— И что же это за человек? — заинтересовался Толик.
— По-своему он несчастен, потому-то и удалился от мира. Но он имеет уникальную способность. Вы знакомы с работой сэнсов?
— Так он сэнс?
— И да и нет. — Хранитель покачал головой. — Если и сэнс, то способности его несколько необычны. Он не чувствует эмоции и не способен общаться на расстоянии, как большинство сэнсов. Его талант редок, люди такого плана рождаются раз в сто лет.
— И что же он может делать?
— Считывать отпечатки.
— Искать следы? — удивился Толик.
— Можно и так сказать. Любые события: произошедшие, происходящие или которым лишь суждено произойти, записаны навечно в книгу бытия.
— Я не понял, преподобный. Где находится эта самая книга?
— Везде и нигде. Она вокруг нас и внутри нас. В каждой точке мироздания одновременно.
— Так вы говорите об энергоинформационном поле? — догадался Толик.

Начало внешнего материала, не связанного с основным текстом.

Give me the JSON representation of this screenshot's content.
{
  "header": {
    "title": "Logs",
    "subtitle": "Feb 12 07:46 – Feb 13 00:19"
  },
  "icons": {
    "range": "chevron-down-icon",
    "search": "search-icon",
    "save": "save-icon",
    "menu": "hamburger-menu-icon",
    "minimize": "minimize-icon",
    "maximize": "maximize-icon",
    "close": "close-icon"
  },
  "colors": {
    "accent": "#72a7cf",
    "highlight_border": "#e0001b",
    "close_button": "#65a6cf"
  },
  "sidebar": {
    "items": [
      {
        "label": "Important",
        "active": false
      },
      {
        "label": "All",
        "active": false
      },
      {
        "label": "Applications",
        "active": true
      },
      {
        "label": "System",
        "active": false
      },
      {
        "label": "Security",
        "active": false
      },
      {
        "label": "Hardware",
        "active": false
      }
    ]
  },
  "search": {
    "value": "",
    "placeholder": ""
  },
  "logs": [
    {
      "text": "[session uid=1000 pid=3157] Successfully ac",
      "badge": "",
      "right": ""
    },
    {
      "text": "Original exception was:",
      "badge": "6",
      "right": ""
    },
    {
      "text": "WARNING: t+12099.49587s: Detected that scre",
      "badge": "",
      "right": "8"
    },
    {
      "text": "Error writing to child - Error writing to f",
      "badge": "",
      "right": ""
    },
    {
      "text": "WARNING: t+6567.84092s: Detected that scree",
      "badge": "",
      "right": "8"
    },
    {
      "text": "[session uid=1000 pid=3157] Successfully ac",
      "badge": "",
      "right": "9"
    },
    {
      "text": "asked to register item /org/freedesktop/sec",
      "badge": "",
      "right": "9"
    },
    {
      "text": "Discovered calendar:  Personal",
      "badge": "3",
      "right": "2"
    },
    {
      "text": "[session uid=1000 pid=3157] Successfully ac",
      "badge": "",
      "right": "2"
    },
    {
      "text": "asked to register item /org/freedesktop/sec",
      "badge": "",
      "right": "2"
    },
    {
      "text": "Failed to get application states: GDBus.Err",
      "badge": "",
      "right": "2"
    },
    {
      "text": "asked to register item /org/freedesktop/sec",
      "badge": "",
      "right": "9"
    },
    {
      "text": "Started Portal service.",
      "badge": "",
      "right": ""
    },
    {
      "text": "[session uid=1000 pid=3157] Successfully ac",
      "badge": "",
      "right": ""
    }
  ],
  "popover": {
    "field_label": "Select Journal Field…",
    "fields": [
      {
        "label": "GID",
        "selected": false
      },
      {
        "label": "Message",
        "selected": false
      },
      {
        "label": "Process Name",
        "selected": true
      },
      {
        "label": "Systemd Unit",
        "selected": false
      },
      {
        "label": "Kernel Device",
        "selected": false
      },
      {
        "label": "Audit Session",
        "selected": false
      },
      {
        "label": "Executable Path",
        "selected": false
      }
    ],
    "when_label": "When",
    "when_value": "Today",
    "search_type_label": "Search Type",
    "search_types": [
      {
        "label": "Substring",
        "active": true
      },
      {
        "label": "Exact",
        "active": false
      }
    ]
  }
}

— Можно и так сказать, — согласился О'Брилин. — Дело не в названии, а в том, что Хигидус может рассмотреть отпечатки былого, а иногда — и будущего.
— Так он что, провидец?
— Называй, как хочешь, дело не в названии, а в сути. Я хочу, чтобы он посмотрел на события, происходившие в том поместье. Не получив отпечаток личности человека, сэнсы не могут найти его. Хигидус может.
— Но почему он выбрал уединение? — удивился Толик.

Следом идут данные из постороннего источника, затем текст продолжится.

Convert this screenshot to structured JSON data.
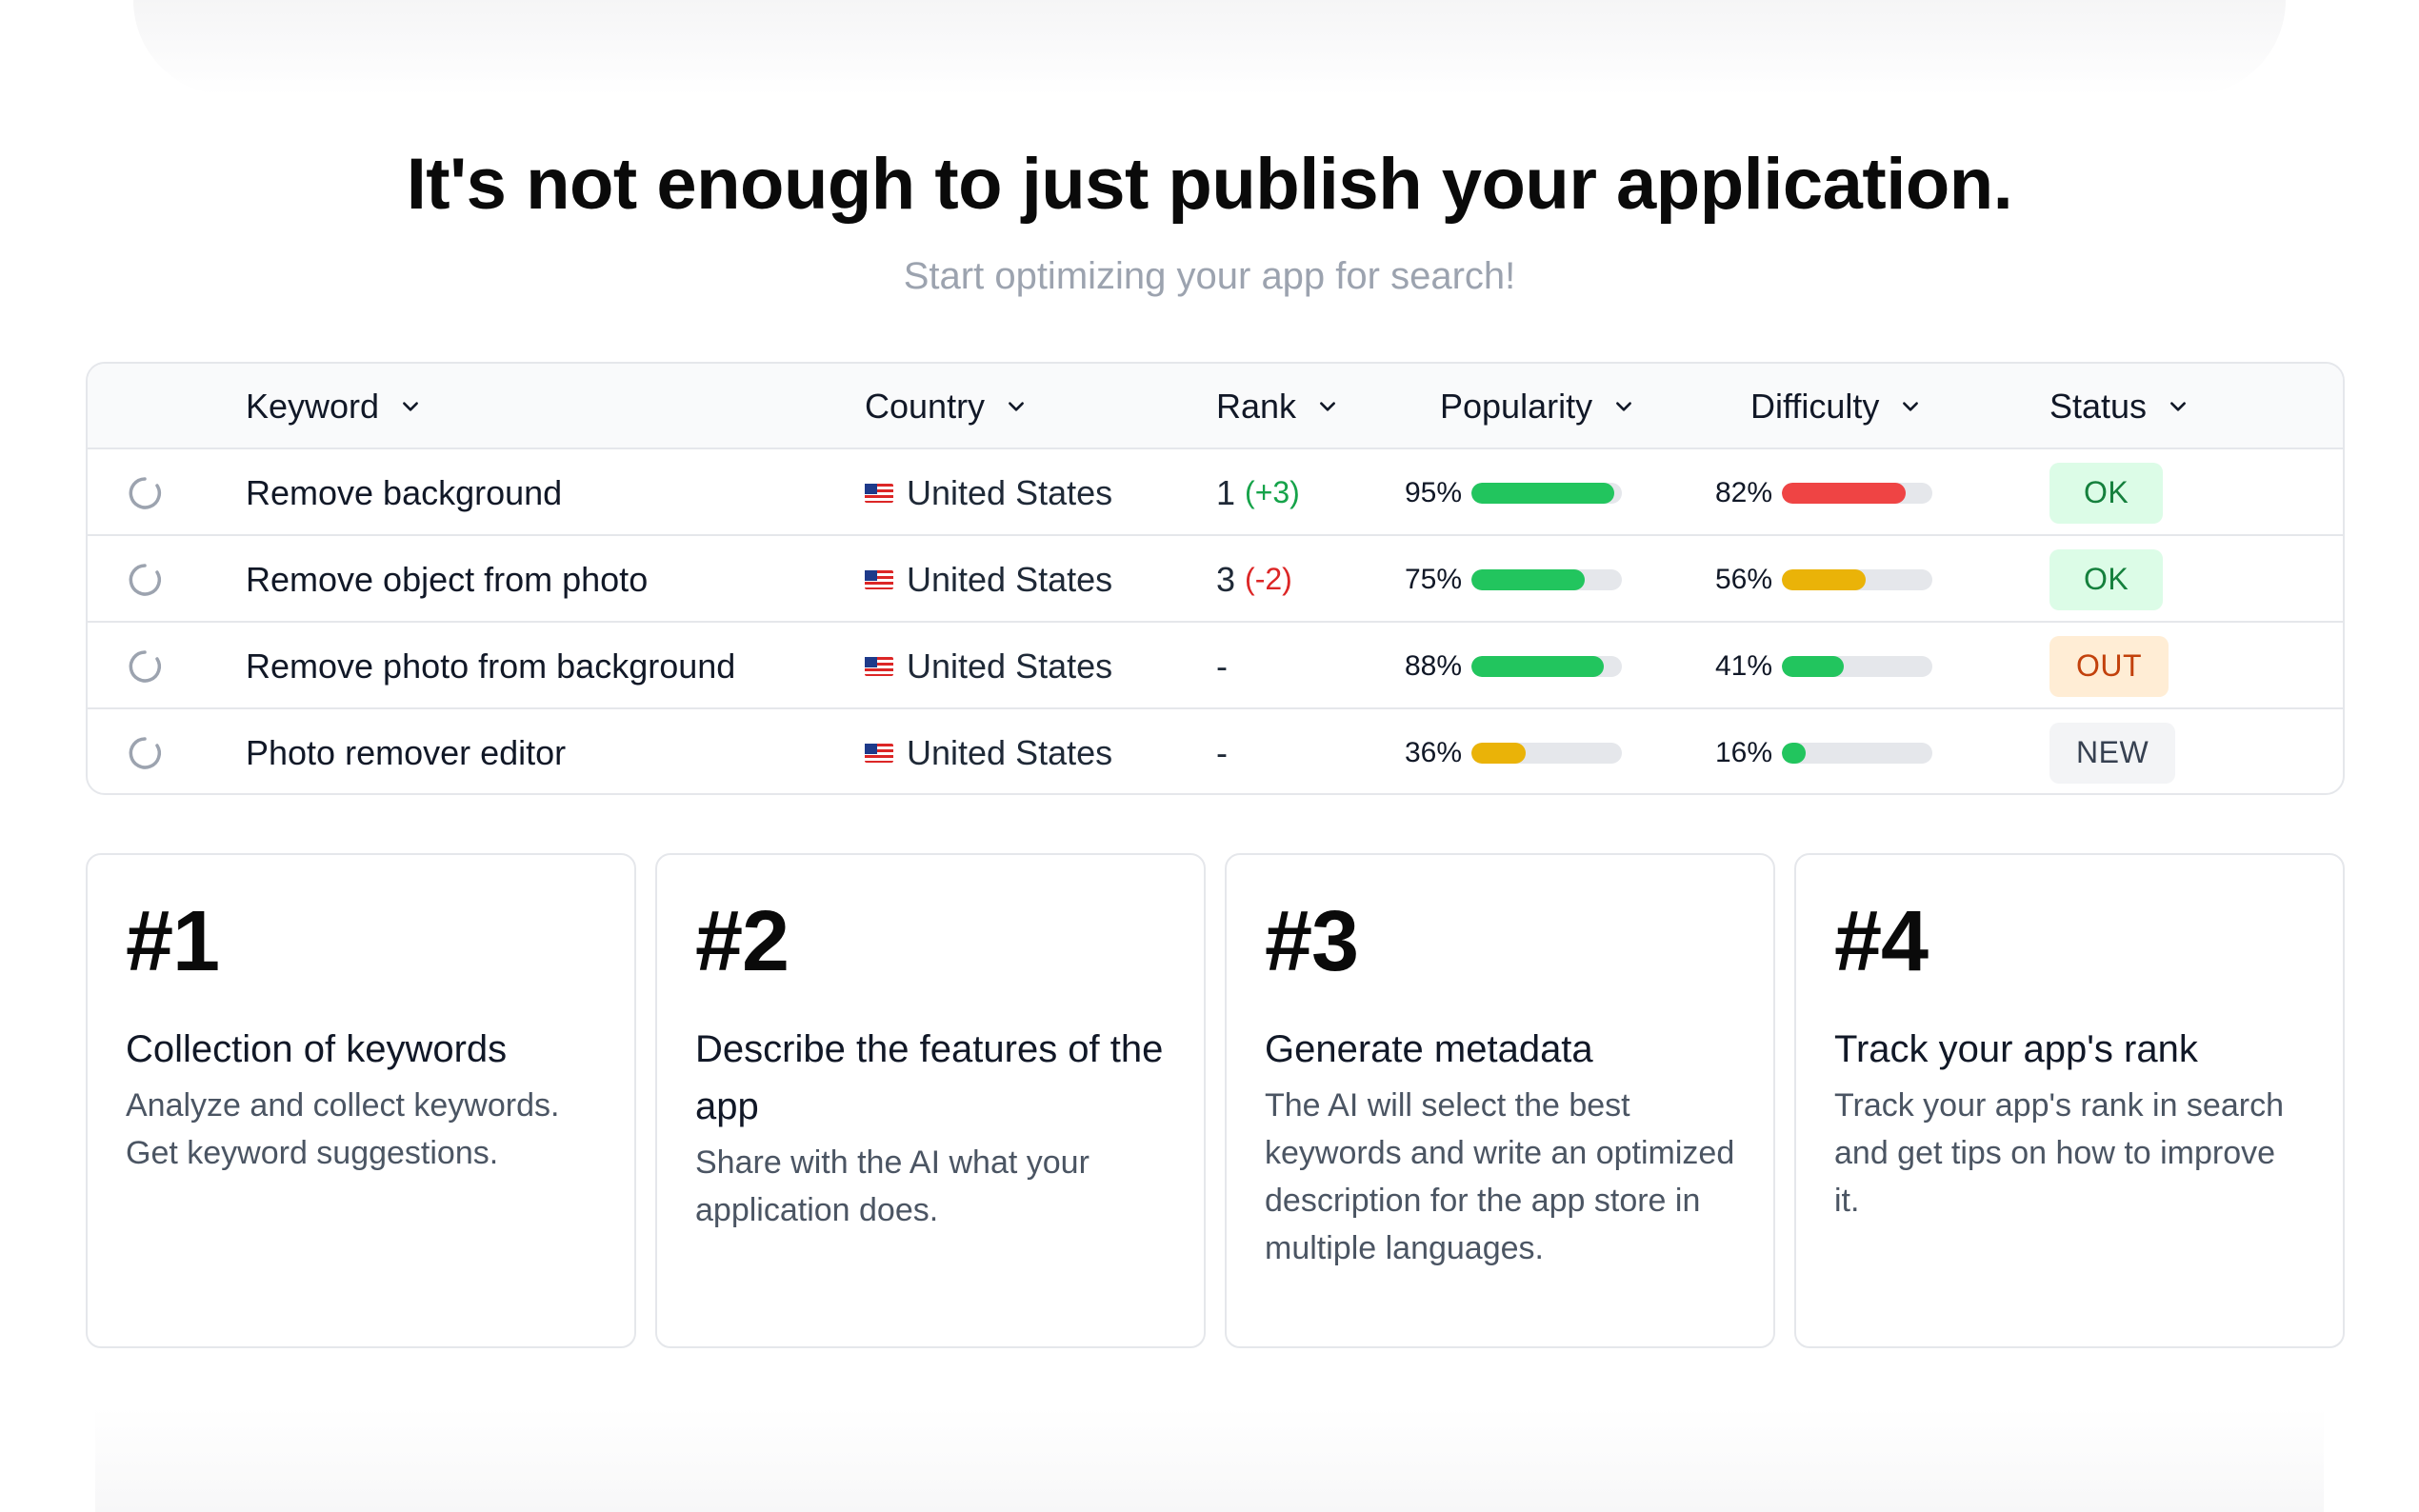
{
  "hero": {
    "title": "It's not enough to just publish your application.",
    "subtitle": "Start optimizing your app for search!"
  },
  "table": {
    "columns": [
      "Keyword",
      "Country",
      "Rank",
      "Popularity",
      "Difficulty",
      "Status"
    ],
    "rows": [
      {
        "keyword": "Remove background",
        "country": "United States",
        "rank": "1",
        "delta": "(+3)",
        "popularity": "95%",
        "difficulty": "82%",
        "status": "OK"
      },
      {
        "keyword": "Remove object from photo",
        "country": "United States",
        "rank": "3",
        "delta": "(-2)",
        "popularity": "75%",
        "difficulty": "56%",
        "status": "OK"
      },
      {
        "keyword": "Remove photo from background",
        "country": "United States",
        "rank": "-",
        "delta": "",
        "popularity": "88%",
        "difficulty": "41%",
        "status": "OUT"
      },
      {
        "keyword": "Photo remover editor",
        "country": "United States",
        "rank": "-",
        "delta": "",
        "popularity": "36%",
        "difficulty": "16%",
        "status": "NEW"
      }
    ],
    "colors": {
      "green": "#22c55e",
      "amber": "#eab308",
      "red": "#ef4444",
      "track": "#e5e7eb"
    }
  },
  "features": [
    {
      "num": "#1",
      "title": "Collection of keywords",
      "text": "Analyze and collect keywords. Get keyword suggestions."
    },
    {
      "num": "#2",
      "title": "Describe the features of the app",
      "text": "Share with the AI what your application does."
    },
    {
      "num": "#3",
      "title": "Generate metadata",
      "text": "The AI will select the best keywords and write an optimized description for the app store in multiple languages."
    },
    {
      "num": "#4",
      "title": "Track your app's rank",
      "text": "Track your app's rank in search and get tips on how to improve it."
    }
  ]
}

— Ты бы хотел знать свое будущее? Это тяжкий крест. Многие обращались к нему за помощью, пока он жил среди людей, но не многим это принесло радость. Впрочем, речь идет о делах давно минувших. Вот уже два десятка лет, как Хигидус удалился от мира.
— Значит, будущее можно узнать?
— Прошу тебя, забудь об этом. Это знание не несет счастья.

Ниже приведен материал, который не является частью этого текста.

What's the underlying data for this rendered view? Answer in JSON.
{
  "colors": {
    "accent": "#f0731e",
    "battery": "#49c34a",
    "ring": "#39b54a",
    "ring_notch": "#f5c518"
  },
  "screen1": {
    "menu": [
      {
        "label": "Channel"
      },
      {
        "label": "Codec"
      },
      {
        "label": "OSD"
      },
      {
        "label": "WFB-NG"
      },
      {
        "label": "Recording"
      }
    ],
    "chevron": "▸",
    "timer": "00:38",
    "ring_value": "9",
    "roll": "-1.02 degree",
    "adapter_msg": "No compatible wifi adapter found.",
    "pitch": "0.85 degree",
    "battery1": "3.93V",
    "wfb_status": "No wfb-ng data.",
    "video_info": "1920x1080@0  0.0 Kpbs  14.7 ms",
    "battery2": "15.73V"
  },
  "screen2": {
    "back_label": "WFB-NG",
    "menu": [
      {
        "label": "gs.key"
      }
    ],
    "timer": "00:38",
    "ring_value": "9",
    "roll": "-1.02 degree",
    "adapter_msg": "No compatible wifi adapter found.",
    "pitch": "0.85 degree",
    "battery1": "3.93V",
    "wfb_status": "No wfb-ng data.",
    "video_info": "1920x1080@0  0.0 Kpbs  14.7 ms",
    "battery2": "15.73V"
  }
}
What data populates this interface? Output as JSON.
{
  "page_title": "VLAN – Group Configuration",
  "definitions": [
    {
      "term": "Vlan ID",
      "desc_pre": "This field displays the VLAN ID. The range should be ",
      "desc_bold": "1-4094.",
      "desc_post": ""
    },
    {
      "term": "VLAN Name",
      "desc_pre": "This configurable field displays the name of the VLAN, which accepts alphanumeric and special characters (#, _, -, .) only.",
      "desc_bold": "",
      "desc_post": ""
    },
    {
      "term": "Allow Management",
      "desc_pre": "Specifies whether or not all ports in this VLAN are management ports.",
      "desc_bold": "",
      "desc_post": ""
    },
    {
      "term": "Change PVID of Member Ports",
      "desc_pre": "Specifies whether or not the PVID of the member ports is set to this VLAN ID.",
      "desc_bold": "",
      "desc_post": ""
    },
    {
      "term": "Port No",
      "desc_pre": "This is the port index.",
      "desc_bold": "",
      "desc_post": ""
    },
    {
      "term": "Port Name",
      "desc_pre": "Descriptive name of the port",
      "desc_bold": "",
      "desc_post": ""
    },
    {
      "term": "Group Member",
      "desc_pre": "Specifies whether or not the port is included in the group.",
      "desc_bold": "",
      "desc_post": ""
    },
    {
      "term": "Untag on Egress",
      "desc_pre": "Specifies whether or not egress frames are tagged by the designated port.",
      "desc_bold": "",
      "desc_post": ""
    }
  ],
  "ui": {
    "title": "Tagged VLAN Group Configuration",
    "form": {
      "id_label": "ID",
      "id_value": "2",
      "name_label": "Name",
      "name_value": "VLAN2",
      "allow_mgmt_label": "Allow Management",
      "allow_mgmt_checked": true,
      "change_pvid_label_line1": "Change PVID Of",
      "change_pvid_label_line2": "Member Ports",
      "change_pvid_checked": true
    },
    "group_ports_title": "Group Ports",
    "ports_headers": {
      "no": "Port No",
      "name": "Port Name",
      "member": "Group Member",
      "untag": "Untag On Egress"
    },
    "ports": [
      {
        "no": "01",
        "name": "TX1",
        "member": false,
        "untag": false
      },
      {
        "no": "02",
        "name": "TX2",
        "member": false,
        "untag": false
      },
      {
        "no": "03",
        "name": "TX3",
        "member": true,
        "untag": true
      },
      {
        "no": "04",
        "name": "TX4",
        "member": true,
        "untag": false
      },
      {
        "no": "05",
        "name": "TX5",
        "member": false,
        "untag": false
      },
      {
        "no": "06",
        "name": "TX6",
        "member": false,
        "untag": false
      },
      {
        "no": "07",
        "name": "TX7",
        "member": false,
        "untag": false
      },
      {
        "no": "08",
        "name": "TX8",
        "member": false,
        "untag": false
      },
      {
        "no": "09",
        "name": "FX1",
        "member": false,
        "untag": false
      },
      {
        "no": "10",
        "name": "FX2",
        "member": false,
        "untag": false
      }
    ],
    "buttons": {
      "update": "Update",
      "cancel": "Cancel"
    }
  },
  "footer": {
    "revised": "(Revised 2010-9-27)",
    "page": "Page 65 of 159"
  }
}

— Я не о том. Получается, наше будущее предопределено и, что бы мы ни делали, ничего не изменится?
— Вот ты о чем? Это и так и не так.
— Я не понимаю, преподобный.
— Во-первых, предопределены не все события, а только их часть. Другая часть может случиться с той или иной долей вероятности. Есть и третья часть — это события, которые не предопределены вообще. Например, если завтра суждено пойти дождю, то он пойдет. Но промокнешь ли ты, зависит не только от дождя. Может быть, промокнешь. Но ты можешь захватить плащ, можешь и вообще не выходить из дома. Жизнь складывается из предопределенностей, случайностей и нашего выбора.
— Значит, мы все-таки можем выбирать? Тогда, если знать будущее…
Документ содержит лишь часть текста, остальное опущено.